The research garden: finding your way through the undergrowth and having the courage to try

The walls are too high to see over. Criss-crossed with ivy, which tugs at the rustic bricks, it’s hard to even see where there might be a crack which allows the light through. But I know that within lies a garden. Extending my hand, I walk around the perimeter with the plants brushing my palm.

A disturbance in the foliage up ahead foreshadows a change of form, as the shape of an opening, set back and partly obscured by green creepers appears. It is a door. Its wooden struts are gnarled and ancient; its fixings rusty, but secure. It hangs on its oversized hinges, on which flecks of coloured paint are still visible, though the hinge has now become worn with use. In my pocket, my fingers trace the shape of a key. It is large and ornate; twisted metal spirals the handle. Uncertain, I trace its form again and ponder if it will fit the lock. Biting my lip, I decide to try.

Dr Anthony Anderson
Research Assistant in Music Education

Old garden gate to a walled garden surrounded by plants and leaves

Standing at the door of my pilot project application felt a little like this. I knew that my research experience was rather on the modest side and having the courage to apply was a challenging internal dialogue. In many ways this did feel like trying to discover the handle of an obscured portal and remaining uncertain whether the key I held would open that seemingly austere door. I am glad that I decided to try.
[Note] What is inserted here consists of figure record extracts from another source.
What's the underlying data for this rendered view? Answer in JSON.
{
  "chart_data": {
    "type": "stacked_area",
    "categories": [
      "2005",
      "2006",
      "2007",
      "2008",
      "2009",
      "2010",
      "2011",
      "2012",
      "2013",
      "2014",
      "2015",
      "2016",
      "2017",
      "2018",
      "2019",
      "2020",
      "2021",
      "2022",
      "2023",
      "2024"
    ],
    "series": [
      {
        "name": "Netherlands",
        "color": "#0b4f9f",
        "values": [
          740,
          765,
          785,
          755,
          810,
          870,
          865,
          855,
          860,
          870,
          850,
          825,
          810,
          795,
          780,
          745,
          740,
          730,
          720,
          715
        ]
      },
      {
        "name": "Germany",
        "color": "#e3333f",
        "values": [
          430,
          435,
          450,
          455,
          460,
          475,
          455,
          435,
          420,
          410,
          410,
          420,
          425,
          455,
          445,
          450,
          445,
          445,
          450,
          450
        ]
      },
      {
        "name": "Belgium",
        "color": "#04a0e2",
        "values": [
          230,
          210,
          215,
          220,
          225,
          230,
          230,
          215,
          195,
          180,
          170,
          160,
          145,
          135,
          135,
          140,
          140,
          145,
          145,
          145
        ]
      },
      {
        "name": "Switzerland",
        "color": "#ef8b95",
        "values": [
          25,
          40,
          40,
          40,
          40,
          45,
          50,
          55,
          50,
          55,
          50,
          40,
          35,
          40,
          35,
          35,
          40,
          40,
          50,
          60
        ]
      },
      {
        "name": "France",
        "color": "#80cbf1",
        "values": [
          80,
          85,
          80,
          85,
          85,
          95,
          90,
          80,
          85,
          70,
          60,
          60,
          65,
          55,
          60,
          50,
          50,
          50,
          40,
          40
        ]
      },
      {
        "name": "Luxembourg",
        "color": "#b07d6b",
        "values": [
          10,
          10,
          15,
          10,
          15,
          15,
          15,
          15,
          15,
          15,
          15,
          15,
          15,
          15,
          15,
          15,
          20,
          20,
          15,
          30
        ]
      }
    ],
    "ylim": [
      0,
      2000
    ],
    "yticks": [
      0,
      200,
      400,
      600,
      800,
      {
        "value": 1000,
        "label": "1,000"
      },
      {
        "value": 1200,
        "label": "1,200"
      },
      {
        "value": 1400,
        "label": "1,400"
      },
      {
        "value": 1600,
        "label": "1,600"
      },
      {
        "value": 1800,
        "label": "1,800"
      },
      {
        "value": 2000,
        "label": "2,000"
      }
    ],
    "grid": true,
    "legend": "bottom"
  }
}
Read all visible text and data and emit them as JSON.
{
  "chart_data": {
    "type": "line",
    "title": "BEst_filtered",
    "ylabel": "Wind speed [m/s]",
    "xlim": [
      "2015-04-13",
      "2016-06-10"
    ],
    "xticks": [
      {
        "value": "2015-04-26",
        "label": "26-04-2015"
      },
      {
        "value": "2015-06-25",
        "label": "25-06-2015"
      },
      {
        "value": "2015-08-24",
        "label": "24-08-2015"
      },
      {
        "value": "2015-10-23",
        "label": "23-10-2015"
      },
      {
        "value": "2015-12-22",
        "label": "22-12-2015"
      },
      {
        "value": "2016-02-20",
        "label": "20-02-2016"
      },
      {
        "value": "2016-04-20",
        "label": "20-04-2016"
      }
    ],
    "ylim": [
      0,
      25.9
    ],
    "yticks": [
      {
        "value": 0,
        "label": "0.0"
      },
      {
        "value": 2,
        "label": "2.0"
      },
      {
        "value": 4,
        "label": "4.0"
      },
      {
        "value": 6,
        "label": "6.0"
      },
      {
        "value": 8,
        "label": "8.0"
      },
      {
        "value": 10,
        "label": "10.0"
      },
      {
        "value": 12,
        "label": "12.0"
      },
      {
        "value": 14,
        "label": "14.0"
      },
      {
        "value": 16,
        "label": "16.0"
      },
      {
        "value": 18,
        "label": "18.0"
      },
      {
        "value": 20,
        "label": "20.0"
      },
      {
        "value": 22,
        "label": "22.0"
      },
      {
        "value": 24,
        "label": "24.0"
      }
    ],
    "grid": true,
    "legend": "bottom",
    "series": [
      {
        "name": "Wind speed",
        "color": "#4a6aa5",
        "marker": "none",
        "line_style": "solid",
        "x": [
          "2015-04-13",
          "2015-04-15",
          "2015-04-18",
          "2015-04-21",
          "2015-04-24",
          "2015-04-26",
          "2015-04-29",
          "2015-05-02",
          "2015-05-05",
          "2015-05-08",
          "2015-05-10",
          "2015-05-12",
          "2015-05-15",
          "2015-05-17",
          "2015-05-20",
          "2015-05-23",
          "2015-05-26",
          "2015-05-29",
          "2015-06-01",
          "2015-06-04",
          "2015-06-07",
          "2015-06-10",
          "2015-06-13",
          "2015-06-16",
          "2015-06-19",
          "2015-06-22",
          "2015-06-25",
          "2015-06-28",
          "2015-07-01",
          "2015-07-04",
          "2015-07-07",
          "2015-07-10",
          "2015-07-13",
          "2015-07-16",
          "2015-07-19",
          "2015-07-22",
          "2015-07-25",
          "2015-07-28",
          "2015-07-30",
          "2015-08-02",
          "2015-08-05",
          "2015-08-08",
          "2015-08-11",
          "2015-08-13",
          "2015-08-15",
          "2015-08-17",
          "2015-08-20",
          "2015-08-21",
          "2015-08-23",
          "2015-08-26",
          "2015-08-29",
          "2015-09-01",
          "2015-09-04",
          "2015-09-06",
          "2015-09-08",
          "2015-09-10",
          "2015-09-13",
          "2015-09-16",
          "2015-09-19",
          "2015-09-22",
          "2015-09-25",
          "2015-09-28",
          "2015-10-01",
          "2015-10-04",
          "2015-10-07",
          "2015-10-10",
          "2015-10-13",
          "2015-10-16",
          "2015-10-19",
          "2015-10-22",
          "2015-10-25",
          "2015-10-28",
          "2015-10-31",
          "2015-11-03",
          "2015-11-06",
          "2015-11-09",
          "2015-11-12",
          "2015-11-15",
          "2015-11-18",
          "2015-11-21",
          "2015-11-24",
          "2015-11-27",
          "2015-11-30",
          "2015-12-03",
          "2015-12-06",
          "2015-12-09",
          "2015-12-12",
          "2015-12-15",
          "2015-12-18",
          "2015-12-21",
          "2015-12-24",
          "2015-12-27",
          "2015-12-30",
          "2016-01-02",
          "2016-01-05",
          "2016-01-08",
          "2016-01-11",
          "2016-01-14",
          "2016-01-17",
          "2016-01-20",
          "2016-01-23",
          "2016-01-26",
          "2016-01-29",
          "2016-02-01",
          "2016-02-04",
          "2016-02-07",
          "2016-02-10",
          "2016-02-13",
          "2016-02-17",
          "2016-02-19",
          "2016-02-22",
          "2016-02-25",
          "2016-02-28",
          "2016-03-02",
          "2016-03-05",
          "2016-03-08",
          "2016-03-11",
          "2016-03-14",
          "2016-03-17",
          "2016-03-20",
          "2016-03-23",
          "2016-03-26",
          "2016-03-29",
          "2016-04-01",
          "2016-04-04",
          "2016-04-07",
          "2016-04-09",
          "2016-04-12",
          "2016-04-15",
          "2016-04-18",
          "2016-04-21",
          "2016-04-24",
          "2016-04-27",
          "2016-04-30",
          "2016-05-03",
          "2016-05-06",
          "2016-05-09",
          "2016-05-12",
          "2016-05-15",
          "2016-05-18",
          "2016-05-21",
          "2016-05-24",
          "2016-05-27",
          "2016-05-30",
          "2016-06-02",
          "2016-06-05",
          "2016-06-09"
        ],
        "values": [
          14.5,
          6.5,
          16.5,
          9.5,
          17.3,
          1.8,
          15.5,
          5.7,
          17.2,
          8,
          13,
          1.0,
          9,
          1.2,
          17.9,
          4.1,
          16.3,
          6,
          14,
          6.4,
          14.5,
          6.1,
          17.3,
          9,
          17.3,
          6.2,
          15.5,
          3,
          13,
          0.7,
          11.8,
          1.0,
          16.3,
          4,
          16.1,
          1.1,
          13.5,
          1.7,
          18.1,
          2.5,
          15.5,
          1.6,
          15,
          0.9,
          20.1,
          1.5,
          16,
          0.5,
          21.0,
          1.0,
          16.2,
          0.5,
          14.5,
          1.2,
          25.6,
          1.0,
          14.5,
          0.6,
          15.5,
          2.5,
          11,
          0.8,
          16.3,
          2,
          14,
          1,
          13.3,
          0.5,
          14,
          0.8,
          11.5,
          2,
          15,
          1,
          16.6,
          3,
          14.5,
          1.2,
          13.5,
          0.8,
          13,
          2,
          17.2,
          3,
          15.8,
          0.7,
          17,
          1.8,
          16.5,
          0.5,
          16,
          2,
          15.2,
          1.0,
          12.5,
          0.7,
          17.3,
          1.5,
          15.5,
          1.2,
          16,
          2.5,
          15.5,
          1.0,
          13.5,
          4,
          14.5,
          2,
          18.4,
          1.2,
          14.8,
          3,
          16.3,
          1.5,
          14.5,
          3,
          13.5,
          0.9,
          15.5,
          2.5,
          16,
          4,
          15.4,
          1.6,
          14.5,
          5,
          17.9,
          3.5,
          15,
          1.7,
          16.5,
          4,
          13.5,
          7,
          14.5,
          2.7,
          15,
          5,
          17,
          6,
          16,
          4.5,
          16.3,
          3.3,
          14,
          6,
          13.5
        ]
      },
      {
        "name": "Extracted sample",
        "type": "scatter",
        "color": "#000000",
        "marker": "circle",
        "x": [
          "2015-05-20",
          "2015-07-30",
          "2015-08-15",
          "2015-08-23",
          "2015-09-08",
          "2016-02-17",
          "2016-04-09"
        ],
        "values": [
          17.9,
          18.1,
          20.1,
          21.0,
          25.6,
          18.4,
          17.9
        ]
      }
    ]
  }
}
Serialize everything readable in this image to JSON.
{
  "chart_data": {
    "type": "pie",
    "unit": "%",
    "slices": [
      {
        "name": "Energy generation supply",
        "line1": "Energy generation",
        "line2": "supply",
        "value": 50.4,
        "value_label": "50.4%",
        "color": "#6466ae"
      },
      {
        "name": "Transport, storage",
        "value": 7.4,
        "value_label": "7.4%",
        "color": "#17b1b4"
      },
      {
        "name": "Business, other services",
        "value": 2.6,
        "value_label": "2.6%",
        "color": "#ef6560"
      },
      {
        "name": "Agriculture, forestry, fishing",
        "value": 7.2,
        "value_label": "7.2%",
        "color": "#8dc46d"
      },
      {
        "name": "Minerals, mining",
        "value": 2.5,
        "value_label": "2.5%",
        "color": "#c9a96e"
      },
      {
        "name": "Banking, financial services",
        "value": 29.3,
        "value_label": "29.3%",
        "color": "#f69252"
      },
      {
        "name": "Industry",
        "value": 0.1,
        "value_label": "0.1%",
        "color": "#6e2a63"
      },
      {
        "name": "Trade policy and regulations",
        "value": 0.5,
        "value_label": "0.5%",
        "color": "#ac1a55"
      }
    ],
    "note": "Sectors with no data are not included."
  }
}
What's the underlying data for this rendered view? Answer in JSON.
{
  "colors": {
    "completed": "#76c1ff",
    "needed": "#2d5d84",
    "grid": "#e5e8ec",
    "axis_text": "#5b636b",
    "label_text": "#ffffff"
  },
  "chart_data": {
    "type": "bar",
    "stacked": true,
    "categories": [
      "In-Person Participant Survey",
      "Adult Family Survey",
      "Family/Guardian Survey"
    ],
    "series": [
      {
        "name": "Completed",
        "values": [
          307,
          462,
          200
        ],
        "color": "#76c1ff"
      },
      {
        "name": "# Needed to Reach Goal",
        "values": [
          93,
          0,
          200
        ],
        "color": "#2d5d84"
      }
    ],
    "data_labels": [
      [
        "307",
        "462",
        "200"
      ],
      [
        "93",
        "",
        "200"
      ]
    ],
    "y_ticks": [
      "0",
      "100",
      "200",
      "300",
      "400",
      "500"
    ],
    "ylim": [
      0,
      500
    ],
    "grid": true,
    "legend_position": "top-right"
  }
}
Just like that wall in my imagination, education has been likened to a secret garden (Pitts, 2002), and within that, more specifically the curriculum itself has more often been described in this way (Eccles, 1960; Swanwick, 1992). Thinking about what this might mean, and especially the impact this idea might have in music education and in the lives of young people, was the true motivation for forming my research project proposal. I have a strong desire to know more and to understand my field, or garden, even better. Making the distinction between pure and applied research is important for music education (Savage, 2013), where music-making is always linked to musical learning. Motivated by the aspiration that research in education is most powerful when it is connected to practice, I want to continue to push back the foliage, to reveal the details of enacted music curricula that are hidden, or at least partially concealed.

Pictures on paper, as well as images in the mind’s eye can be helpful in representing conceptual ideas in research, and this was my starting point. Coming before a research timeline, or any kind of meaningful plan, I sketched my own positionality, my starting points, and how I would seek to allow my research to find a voice. My methodological frameworks thereby began to grow, and thinking about the manner in which these may be submerged or reflected in watery combination with findings as they emerge, really helped to give my proposal some kind of consistency. Drawing the discussion together will mean multiple things for me, when I reach that stage.

How schools conceptualise and think about curriculum design matters. Understanding impacts that whole-school or whole academy chain models have on curriculum as it is received, not only perceived (Kelly, 2009) is really important, especially for music, where musical knowledge is about more than a body of inert information. So, building on from my PhD, I’ll be looking at Key Stage 3 Music and how it is impacted by school leader level decisions about curriculum structures. I don’t know what I’ll find. But I do know it will have the potential to impact the important work of classroom music teachers, their line managers, and the entitlement young people have to music in their schools. It has already been worth taking a deep breath to have the courage to try the key of my bid in the research door of pilot project funding.

***

The door swings open. Blinking, I take in the view. It is very different to what I had expected. The door opens not into a garden, but onto a wide open plain. I don’t know what direction I will go in, or where my research will take me. I look around to find my bearings. It’s time to start tracing out a path.

 

References:

Eccles, D. (1960). Hansard: House of Commons Debates 21st March, col. 51 – 52.

Kelly, A. (2009). The Curriculum: theory and practice, 6th edition. London: Sage.

Pitts, S. (2002).  Finding the future in the past: historical perspectives on music education.  IN Teaching Music in Secondary Schools: a reader. Edited by Spruce, G.  London: RoutledgeFalmer

Savage, J. (2013).  The Guided Reader to Teaching and Learning Music.  Abingdon: Routledge.

Swanwick, K (1992).  Music education before the national curriculum. The London File.  London: University of London, Institute of Education and Tufnell Press.